RHCP heat up London for an unmissable stadium show full of hits and headstands
There’s no denying that the Red Hot Chili Peppers are cool.
With bassist Flea making his entrance to the stage via a handstand walk, his flowy skirt dropping down to reveal his underwear to the crowd of near 60,000 at Tottenham Hotspur Stadium, that much is clear. It’s hard to envision anyone else making the act look cool, let alone a 60-year-old man, but the Chili Peppers’ secret? They’re not really trying.
Whether it comes as a result of monumental global success or through growing older (most likely a combination of the two) the Red Hot Chili Peppers simply aren’t trying to be cool anymore – and they never really have. Bringing their Unlimited Love tour to north London for the night, the legendary four-piece know exactly what the people want to see, and with little to prove now four decades into dominating the rock sphere – they’re ready to give it to them.
Wasting no time barrelling through the hits, ‘Can’t Stop’, ‘Snow ((Hey Oh))’ and ‘Suck My Kiss’ make early appearances, with frontman Anthony Kiedis dedicating a mass sing-along of ‘Scar Tissue’ to the late American singer Tony Bennett.
Darting from left to right throughout the set as an everchanging psychedelic backdrop blurs his movements, performers don’t come much more charismatic than Flea. Whether he’s delivering high kicks or bunny hopping in front of Chad Smith’s drum kit, his playful act verges on downright silly at times, the polar opposite of guitarist John Frusciante – the undeniable star of the show.
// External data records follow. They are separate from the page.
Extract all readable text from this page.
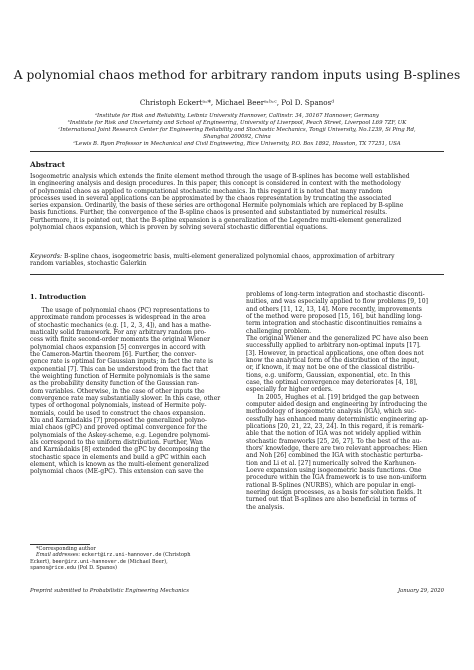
A polynomial chaos method for arbitrary random inputs using B-splines
Christoph Eckertᵃ˒*, Michael Beerᵃ˒ᵇ˒ᶜ, Pol D. Spanosᵈ
ᵃInstitute for Risk and Reliability, Leibniz University Hannover, Callinstr. 34, 30167 Hannover, Germany
ᵇInstitute for Risk and Uncertainty and School of Engineering, University of Liverpool, Peach Street, Liverpool L69 7ZF, UK
ᶜInternational Joint Research Center for Engineering Reliability and Stochastic Mechanics, Tongji University, No.1239, Si Ping Rd,
Shanghai 200092, China
ᵈLewis B. Ryon Professor in Mechanical and Civil Engineering, Rice University, P.O. Box 1892, Houston, TX 77251, USA
Abstract
Isogeometric analysis which extends the finite element method through the usage of B-splines has become well established
in engineering analysis and design procedures. In this paper, this concept is considered in context with the methodology
of polynomial chaos as applied to computational stochastic mechanics. In this regard it is noted that many random
processes used in several applications can be approximated by the chaos representation by truncating the associated
series expansion. Ordinarily, the basis of these series are orthogonal Hermite polynomials which are replaced by B-spline
basis functions. Further, the convergence of the B-spline chaos is presented and substantiated by numerical results.
Furthermore, it is pointed out, that the B-spline expansion is a generalization of the Legendre multi-element generalized
polynomial chaos expansion, which is proven by solving several stochastic differential equations.
Keywords: B-spline chaos, isogeometric basis, multi-element generalized polynomial chaos, approximation of arbitrary
random variables, stochastic Galerkin
1. Introduction
The usage of polynomial chaos (PC) representations to
approximate random processes is widespread in the area
of stochastic mechanics (e.g. [1, 2, 3, 4]), and has a mathe-
matically solid framework. For any arbitrary random pro-
cess with finite second-order moments the original Wiener
polynomial chaos expansion [5] converges in accord with
the Cameron-Martin theorem [6]. Further, the conver-
gence rate is optimal for Gaussian inputs; in fact the rate is
exponential [7]. This can be understood from the fact that
the weighting function of Hermite polynomials is the same
as the probability density function of the Gaussian ran-
dom variables. Otherwise, in the case of other inputs the
convergence rate may substantially slower. In this case, other
types of orthogonal polynomials, instead of Hermite poly-
nomials, could be used to construct the chaos expansion.
Xiu and Karniadakis [7] proposed the generalized polyno-
mial chaos (gPC) and proved optimal convergence for the
polynomials of the Askey-scheme, e.g. Legendre polynomi-
als correspond to the uniform distribution. Further, Wan
and Karniadakis [8] extended the gPC by decomposing the
stochastic space in elements and build a gPC within each
element, which is known as the multi-element generalized
polynomial chaos (ME-gPC). This extension can save the
problems of long-term integration and stochastic disconti-
nuities, and was especially applied to flow problems [9, 10]
and others [11, 12, 13, 14]. More recently, improvements
of the method were proposed [15, 16], but handling long-
term integration and stochastic discontinuities remains a
challenging problem.
The original Wiener and the generalized PC have also been
successfully applied to arbitrary non-optimal inputs [17].
[3]. However, in practical applications, one often does not
know the analytical form of the distribution of the input,
or, if known, it may not be one of the classical distribu-
tions, e.g. uniform, Gaussian, exponential, etc. In this
case, the optimal convergence may deteriorates [4, 18],
especially for higher orders.
In 2005, Hughes et al. [19] bridged the gap between
computer aided design and engineering by introducing the
methodology of isogeometric analysis (IGA), which suc-
cessfully has enhanced many deterministic engineering ap-
plications [20, 21, 22, 23, 24]. In this regard, it is remark-
able that the notion of IGA was not widely applied within
stochastic frameworks [25, 26, 27]. To the best of the au-
thors' knowledge, there are two relevant approaches: Hien
and Noh [26] combined the IGA with stochastic perturba-
tion and Li et al. [27] numerically solved the Karhunen-
Loeve expansion using isogeometric basis functions. One
procedure within the IGA framework is to use non-uniform
rational B-Splines (NURBS), which are popular in engi-
neering design processes, as a basis for solution fields. It
turned out that B-splines are also beneficial in terms of
the analysis.
*Corresponding author
Email addresses: eckert@irz.uni-hannover.de (Christoph
Eckert), beer@irz.uni-hannover.de (Michael Beer),
spanos@rice.edu (Pol D. Spanos)
Preprint submitted to Probabilistic Engineering Mechanics	January 29, 2020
An effortlessly cool presence on stage left, Frusciante is the glue that binds the Chili Peppers personality and musicality into one epic package. Rejoining the band’s touring party in 2020 after a 13-year break, the chemistry between each of the four men onstage is palpable. With the guitarist arguably inspiring much of the band’s best work, newer cuts from 2022 albums ‘Unlimited Love’ and ‘Return Of The Dream Canteen’ find their home seamlessly within the set, with ethereal riff-laden ‘Black Summer’ and upbeat funk number ‘Tippa My Tongue’ proving highlights of the evening.
Testament to the Chili Peppers impressive longevity, after blending a brief cover of ‘London Calling’ into a frenetic rendition of 1999 track ‘Right On Time’, Flea takes a moment to reflect on one of the band’s first London shows at Camden’s Dingwalls:
“We stayed in a youth hostel, and we just wanted anyone to listen to our band… We were begging people, ‘Please listen to us!’… Now, here we are,” the bassist grins as darkness falls on the stadium.
The screams of tens of thousands ring out, softening as phone torches make their way into the air whilst Flea and Frusciante stand facing one another. The lively crowd now near silent watching on in awe, there’s a feeling of mutual respect as the two musicians play in unison, finding rhythm in one another. A reminder of the calibre of musical talent onstage tonight, the jam draws to a close as Frusciante teases the opening notes of ‘Californication’, snapping the stadium out of their trance.
Saving the biggest singalongs for the end of the night, a triple whammy of hits ‘By the Way’, ‘Under the Bridge’ and ‘Give It Away’ bring proceedings to a close as a shirtless Flea commands the crowd from atop a stage monitor. With fans hoisted onto shoulders as Kiedis leads a final singalong, the frontman makes no attempt to put on a rockstar façade, grinning as he takes one last look at the gathered masses before softly offering his parting words: “Until we meet again, be good to each other”.